CEUS features and D-dimer levels were closely related to the pathological indicators and prognosis of DLBCL patients. They can be combined to aid early diagnosis and prognostic prediction of DLBCL. In the future, more patients should be included in the study to verify our research results and to offer more convincing evidence for their value in prognostic prediction in DLBCL.
This study was approved by the Ethics Committee of the first affiliated hospital of Zhengzhou University. Informed consent was obtained from each subject in accordance with the Declaration of Helsinki.

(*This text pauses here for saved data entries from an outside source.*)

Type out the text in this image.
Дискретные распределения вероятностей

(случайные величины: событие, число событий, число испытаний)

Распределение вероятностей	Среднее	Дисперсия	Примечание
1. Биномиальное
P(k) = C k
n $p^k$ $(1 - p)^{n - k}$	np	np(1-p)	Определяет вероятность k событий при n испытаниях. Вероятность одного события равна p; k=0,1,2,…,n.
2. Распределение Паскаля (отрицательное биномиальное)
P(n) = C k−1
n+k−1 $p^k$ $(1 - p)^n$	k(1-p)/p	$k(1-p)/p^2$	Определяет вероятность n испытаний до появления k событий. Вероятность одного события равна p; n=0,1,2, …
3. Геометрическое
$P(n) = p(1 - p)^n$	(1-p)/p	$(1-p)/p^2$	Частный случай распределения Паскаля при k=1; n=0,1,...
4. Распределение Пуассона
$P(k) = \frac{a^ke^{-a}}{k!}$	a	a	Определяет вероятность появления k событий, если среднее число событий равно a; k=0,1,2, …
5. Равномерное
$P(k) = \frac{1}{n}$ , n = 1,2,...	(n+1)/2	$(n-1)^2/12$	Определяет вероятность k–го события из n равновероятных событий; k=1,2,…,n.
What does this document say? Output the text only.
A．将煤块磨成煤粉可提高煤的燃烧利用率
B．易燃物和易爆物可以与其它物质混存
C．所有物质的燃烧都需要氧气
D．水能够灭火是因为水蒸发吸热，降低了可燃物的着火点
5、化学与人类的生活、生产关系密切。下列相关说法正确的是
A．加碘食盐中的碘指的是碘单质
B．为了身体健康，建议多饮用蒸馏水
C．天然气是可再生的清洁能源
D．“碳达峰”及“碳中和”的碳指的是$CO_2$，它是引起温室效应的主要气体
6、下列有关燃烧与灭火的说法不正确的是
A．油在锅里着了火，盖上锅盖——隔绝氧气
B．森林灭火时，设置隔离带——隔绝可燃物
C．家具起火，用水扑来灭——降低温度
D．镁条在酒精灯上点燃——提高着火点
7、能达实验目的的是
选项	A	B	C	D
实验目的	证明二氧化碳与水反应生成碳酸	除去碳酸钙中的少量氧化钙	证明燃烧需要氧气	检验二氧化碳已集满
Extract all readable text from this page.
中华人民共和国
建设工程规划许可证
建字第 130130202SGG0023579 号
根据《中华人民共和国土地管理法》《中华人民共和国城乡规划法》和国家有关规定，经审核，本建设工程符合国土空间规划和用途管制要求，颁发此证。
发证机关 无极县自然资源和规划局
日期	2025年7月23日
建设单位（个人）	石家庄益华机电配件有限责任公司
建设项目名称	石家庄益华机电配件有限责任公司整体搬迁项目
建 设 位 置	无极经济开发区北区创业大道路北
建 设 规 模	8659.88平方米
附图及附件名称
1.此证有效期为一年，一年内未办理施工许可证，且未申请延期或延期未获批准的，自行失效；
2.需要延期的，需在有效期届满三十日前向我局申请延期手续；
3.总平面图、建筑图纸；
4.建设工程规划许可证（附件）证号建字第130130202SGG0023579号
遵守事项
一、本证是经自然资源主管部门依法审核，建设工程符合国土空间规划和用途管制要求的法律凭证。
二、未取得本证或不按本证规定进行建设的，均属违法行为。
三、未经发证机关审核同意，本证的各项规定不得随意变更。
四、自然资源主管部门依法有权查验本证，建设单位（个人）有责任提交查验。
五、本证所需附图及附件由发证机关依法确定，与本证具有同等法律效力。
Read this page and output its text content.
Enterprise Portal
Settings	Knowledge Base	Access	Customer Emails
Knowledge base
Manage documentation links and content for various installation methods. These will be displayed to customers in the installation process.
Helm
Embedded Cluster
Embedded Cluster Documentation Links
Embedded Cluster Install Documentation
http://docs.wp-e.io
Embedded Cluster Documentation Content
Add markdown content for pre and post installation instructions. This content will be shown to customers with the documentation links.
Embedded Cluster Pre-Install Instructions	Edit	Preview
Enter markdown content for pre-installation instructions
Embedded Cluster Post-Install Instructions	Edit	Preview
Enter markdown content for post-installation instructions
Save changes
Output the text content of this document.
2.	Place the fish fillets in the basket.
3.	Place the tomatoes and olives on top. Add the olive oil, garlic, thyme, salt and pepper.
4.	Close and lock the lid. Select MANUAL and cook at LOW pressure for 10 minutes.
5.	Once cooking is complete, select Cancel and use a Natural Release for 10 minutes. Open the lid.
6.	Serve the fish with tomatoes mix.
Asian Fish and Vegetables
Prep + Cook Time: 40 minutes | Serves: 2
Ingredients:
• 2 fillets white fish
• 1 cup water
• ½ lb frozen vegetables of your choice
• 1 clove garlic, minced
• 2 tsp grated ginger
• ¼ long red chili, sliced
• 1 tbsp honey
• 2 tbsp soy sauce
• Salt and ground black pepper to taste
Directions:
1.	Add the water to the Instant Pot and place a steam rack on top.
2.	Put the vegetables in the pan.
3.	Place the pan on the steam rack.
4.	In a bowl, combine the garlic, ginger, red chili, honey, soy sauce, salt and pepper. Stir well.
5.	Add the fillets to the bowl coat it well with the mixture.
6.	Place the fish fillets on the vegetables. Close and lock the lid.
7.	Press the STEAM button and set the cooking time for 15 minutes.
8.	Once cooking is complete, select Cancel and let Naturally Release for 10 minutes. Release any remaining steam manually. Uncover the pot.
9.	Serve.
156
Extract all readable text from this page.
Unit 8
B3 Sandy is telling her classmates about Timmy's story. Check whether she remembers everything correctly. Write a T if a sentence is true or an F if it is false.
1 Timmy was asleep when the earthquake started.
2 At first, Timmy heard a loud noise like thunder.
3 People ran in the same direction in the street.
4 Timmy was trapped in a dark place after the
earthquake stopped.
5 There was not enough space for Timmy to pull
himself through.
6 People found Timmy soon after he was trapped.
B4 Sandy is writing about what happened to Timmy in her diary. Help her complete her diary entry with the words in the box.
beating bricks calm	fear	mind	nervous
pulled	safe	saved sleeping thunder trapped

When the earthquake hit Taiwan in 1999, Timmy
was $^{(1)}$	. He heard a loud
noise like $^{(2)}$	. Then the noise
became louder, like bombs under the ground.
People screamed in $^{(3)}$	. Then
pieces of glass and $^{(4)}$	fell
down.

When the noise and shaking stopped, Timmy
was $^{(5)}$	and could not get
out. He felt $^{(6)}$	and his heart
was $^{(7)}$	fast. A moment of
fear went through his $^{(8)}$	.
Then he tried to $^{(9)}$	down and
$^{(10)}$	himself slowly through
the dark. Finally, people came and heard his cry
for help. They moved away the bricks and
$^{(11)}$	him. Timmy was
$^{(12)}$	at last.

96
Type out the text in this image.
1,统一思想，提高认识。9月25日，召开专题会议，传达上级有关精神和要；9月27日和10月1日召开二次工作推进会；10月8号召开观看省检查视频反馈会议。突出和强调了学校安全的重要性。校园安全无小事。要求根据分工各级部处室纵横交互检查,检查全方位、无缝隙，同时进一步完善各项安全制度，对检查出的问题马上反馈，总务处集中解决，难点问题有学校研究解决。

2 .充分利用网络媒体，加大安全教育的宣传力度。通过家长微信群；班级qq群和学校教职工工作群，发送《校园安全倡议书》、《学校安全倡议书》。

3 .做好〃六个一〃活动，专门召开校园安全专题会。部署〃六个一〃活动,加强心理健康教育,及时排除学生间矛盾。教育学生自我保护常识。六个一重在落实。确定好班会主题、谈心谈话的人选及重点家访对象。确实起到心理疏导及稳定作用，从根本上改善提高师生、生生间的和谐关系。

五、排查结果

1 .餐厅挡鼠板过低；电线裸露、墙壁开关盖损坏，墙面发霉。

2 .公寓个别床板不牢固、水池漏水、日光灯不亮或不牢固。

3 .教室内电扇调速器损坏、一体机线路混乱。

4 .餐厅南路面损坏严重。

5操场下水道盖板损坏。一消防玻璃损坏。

All authors made a significant contribution to the work reported, whether that is in the conception, study design, execution, acquisition of data, analysis and interpretation, or in all these areas; took part in drafting, revising or critically reviewing the article; gave final approval of the version to be published; have agreed on the journal to which the article has been submitted; and agree to be accountable for all aspects of the work.
The authors report no conflicts of interest in this work.